Miller ‘pumped’ for Open
Right around 8:46 a.m. Thursday morning, the first-tee announcer at Shinnecock Hills is going to announce Cole Miller of New Tripoli, Pennsylvania.
The Northwestern Lehigh graduate anticipates his usual first-tee jitters before teeing off at this year’s U.S. Open. And he embraces the feeling.
“Nerves are good,” he said Tuesday evening in a telephone interview after an 18-hole practice round and some prep work on the practice facility.
Miller knows the nerves reflect how much he wants to be on that first tee competing against the best in the game. It’s what he’s been preparing for his whole life, and especially the past four years playing at Penn State University.
He had attempted to qualify for the U.S. Open at least three times in the past. He kept persevering. Two weeks ago, Miller proved he belongs at the game’s highest level when he got through qualifying and earned one of the 156 places in the field.
Since then, Miller played in his first professional tournament, finishing tied for 23rd last week (6-under par) at the Bayview Place DC Bank Open in British Columbia, a Canadian PGA Tour event, also known as the Mackenzie Tour.
He got to Shinnecock in time to get in a nine-hole practice round on Monday and an 18-hole round Tuesday. After today’s round, he went to the driving range where he was stationed next to the current top player in the world, Dustin Johnson.
The past few days have been a whirlwind.
“It’s been crazy in the best possible way,” Miller said.
Miller called the 7,440-yard U.S Open course a “beast,” but also said the course is fair. He feels that it suits his game. Miller is comfortable with big courses, and said he hit only one club longer than a 7-iron coming into greens in the practice round.
Miller’s approaching it the same way as any other round.
“For the most part, it’s the same game plan,” he said, adding that “fairways are at a premium” and the greens have a lot of shape on the edges so approaches have to find the right spots.
He enjoyed the practice-round spectator interaction and can’t wait to play in front of the larger crowds that will be there when the tournament is underway.
At one point in his practice round, Miller hit a shot off line and spectators encouraged him to drop a ball and hit another. He did just that. This time he executed the shot perfectly and received a round of applause.
“I absolutely love playing in front of big crowds,” he said.
He’s received a flood of calls and texts from friends, family and golf buddies. He’s excited to see some familiar faces on Long Island this weekend.
“A lot of people are coming to support me from the Lehigh Valley,” Miller said. “I can’t thank everyone enough for the support.”
One familiar face from the Lehigh Valley has been on Long Island for nearly a week helping in preparations. Former Northwestern golf teammate Nick Vecellio will caddy for Miller this weekend, and could become his full-time caddy at some point in the near future.

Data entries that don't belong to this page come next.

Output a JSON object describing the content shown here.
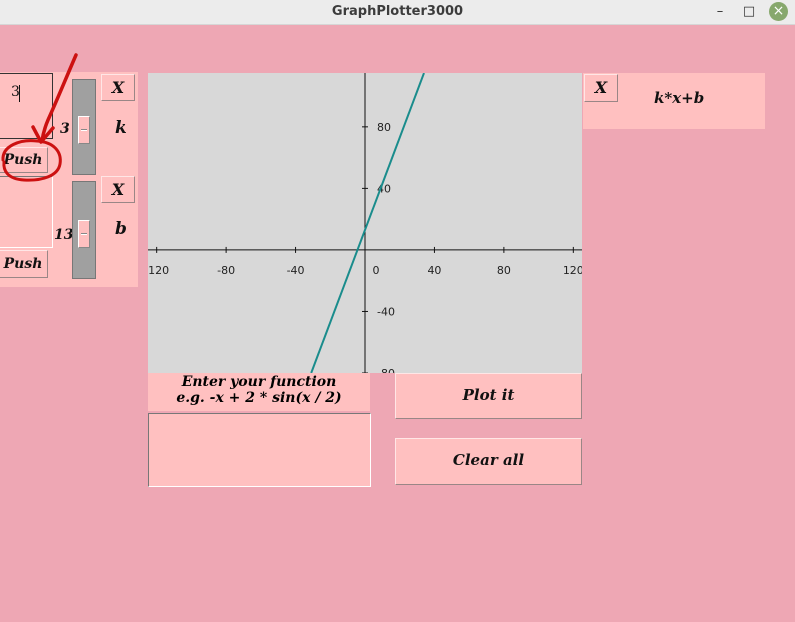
{
  "window": {
    "title": "GraphPlotter3000",
    "minimize_glyph": "–",
    "maximize_glyph": "□",
    "close_glyph": "×"
  },
  "left": {
    "entry_value": "3",
    "push_label_1": "Push",
    "push_label_2": "Push"
  },
  "params": [
    {
      "remove_label": "X",
      "name": "k",
      "value": "3"
    },
    {
      "remove_label": "X",
      "name": "b",
      "value": "13"
    }
  ],
  "functions": [
    {
      "remove_label": "X",
      "expression": "k*x+b"
    }
  ],
  "input": {
    "prompt_line1": "Enter your function",
    "prompt_line2": "e.g. -x + 2 * sin(x / 2)",
    "value": ""
  },
  "buttons": {
    "plot_label": "Plot it",
    "clear_label": "Clear all"
  },
  "annotation": {
    "color": "#cc1111",
    "icons": [
      "arrow-annotation-icon",
      "circle-annotation-icon"
    ]
  },
  "chart_data": {
    "type": "line",
    "title": "",
    "xlabel": "",
    "ylabel": "",
    "xlim": [
      -125,
      125
    ],
    "ylim": [
      -80,
      115
    ],
    "xticks": [
      -120,
      -80,
      -40,
      0,
      40,
      80,
      120
    ],
    "yticks": [
      -80,
      -40,
      40,
      80
    ],
    "grid": false,
    "series": [
      {
        "color": "#1a8c8c",
        "x": [
          -31,
          34
        ],
        "y": [
          -80,
          115
        ]
      }
    ]
  }
}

“He knows my game so well,” Miller said. “We really work well together as a team.”
Vecellio went to the course a few days early to get yardages, read greens and make sure he has all the information necessary to help his good friend succeed.
While Vecellio was checking out Shinnecock, Miller was finishing up playing in Canada and then heading across the country to register for this week’s tournament and start preparing.
By Thursday morning when the two former Tigers step onto that first tee, all the preparation will be done and they’ll just be playing golf like they had so many times at Olde Homestead and Blue Ridge Country Club. Or on the Golf Association of the Lehigh Valley junior events.
This time, there will be many more people watching, and the stakes are considerably higher. The competition will include all of the worlds best.
Miller has been waiting a long time to tee it up against the best in the world.
“I’m pumped,” he said. “I’ve prepared. This is what I’ve been working for the past four years. It’s going to be a test. We’ll see where it goes.”